Secondo le indiscrezioni filtrate durante la convalescenza, però, il centrocampista svizzero sarebbe stato tra i principali artefici del proprio recupero rapido, dimostrando professionalità e determinazione. Ora, finalmente, è di nuovo pronto per rientrare in gruppo e giocarsi le sue chances.
(Per approfondire, puoi consultare anche la pagina dedicata al Milan su Wikipedia.)
Numeri e segnali dal campo
Come riportato dalla Gazzetta dello Sport, Jashari ha collezionato soltanto 40 minuti in stagione: 16 contro la Cremonese in campionato e 24 contro il Bari in Coppa Italia. Un minutaggio ridotto che non permette ancora di valutarne pienamente l’impatto, ma sufficiente a evidenziare il bisogno di ritrovare ritmo partita.

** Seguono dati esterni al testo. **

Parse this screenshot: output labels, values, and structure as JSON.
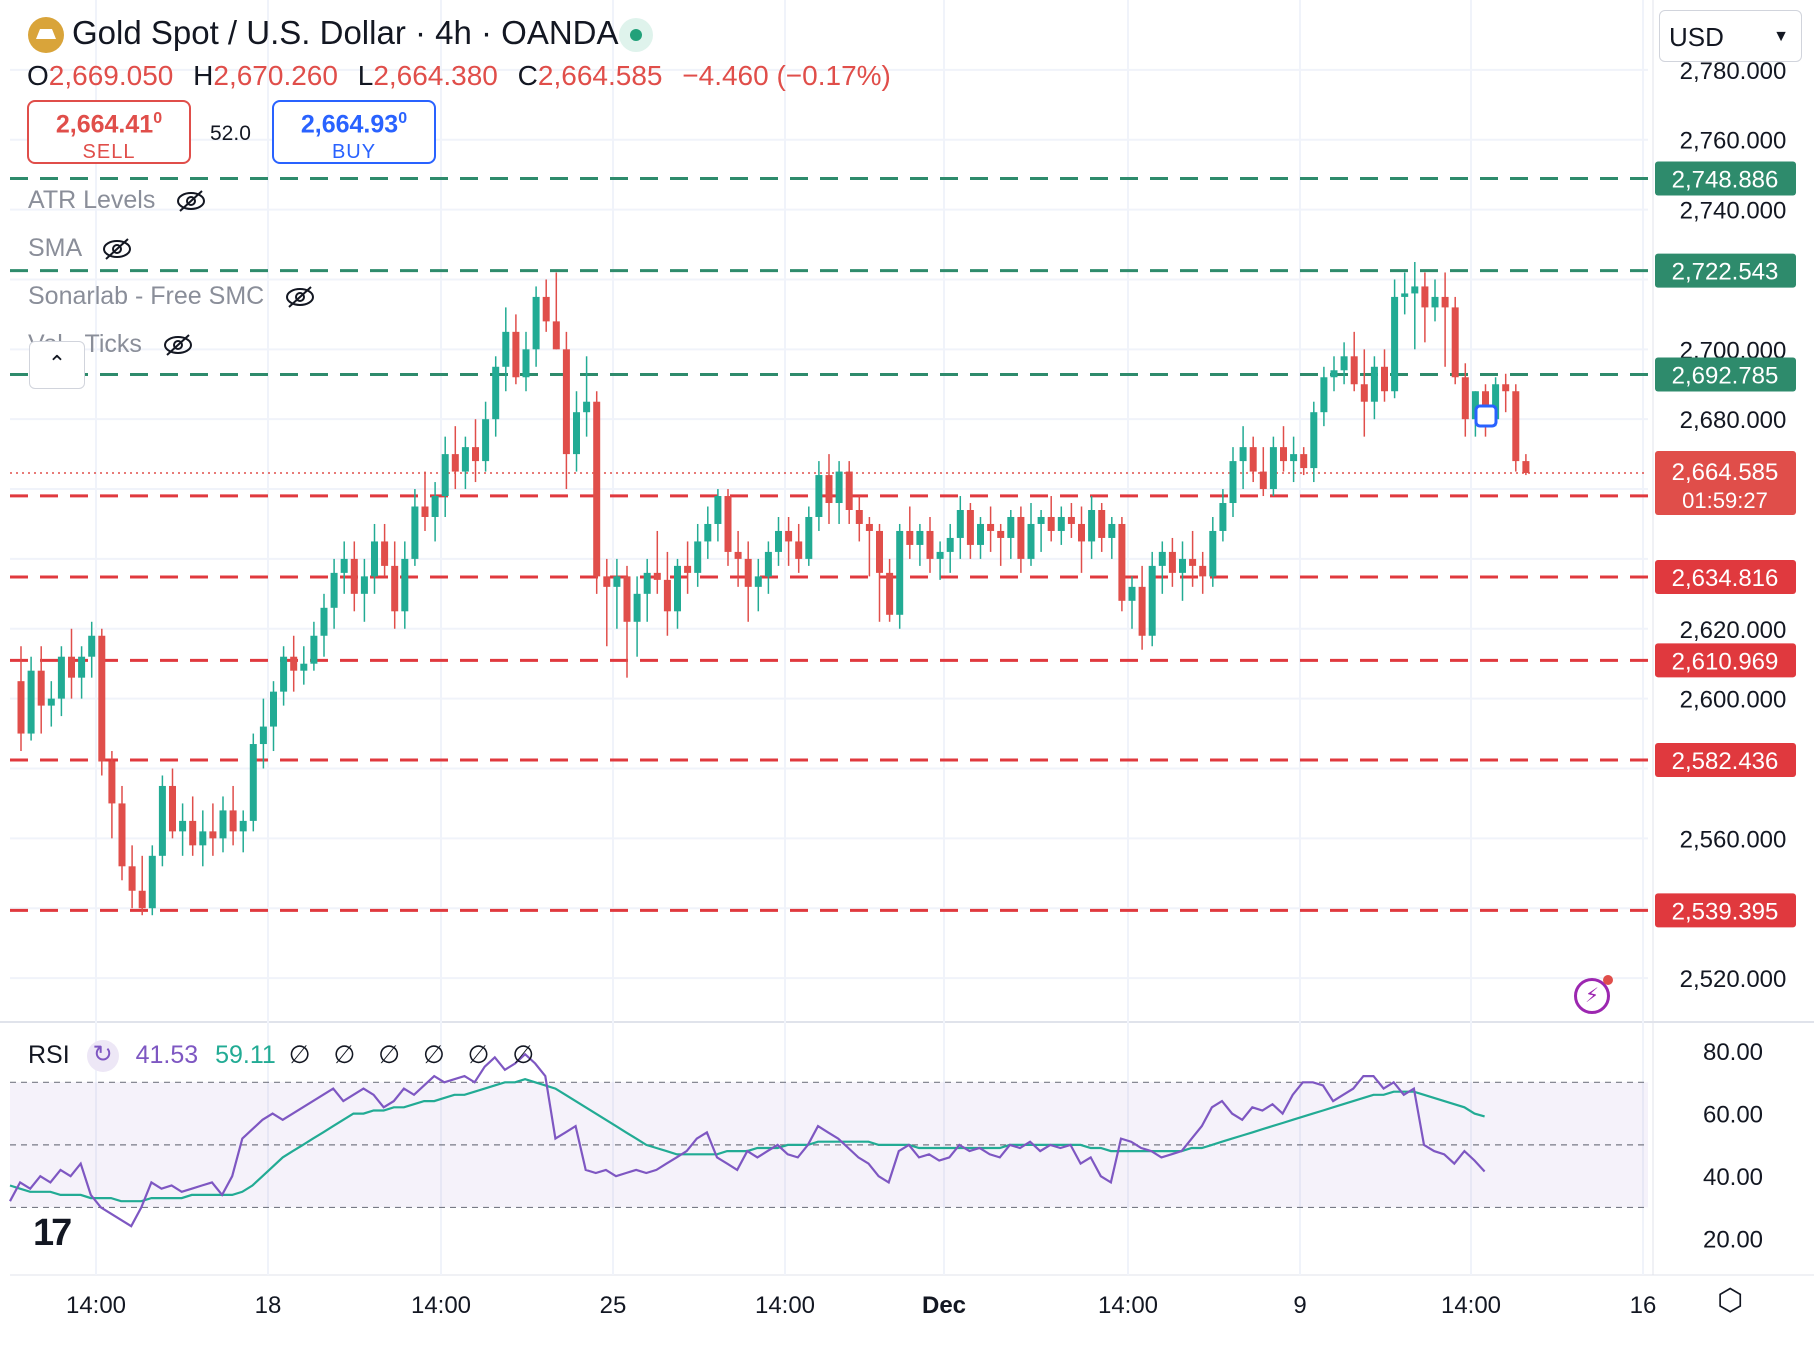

Nell’amichevole giocata durante la sosta per le nazionali, il centrocampista ha mostrato spunti interessanti, pur confermando la necessità di ulteriore lavoro. Sono però passate settimane da quell’uscita, e oggi Jashari appare più vicino alla condizione ideale.
Le soluzioni tattiche: dove può giocare Jashari
Il suo ritorno rappresenta un’opzione preziosa per il centrocampo rossonero. Jashari può essere impiegato sia come mediano davanti alla difesa sia come mezzala, offrendo dinamismo, corsa e aggressività.
In un momento in cui Youssouf Fofana non è disponibile, il Milan potrebbe aver trovato proprio nel giocatore svizzero la soluzione giusta per dare equilibrio e intensità alla zona nevralgica del campo.
La concorrenza interna: una sfida da vincere
Per ritagliarsi spazio, però, Jashari dovrà superare una concorrenza di alto livello. Ruben Loftus-Cheek e Samuele Ricci restano infatti davanti nelle gerarchie, con un solo posto potenzialmente disponibile nella prossima gara. Una sfida complessa, ma che potrebbe esaltare la tenacia del classe 2002.
Se risponderà presente, il Milan potrebbe ritrovarsi tra le mani un rinforzo “nuovo” a stagione in corso, pronto a dare profondità e qualità al reparto.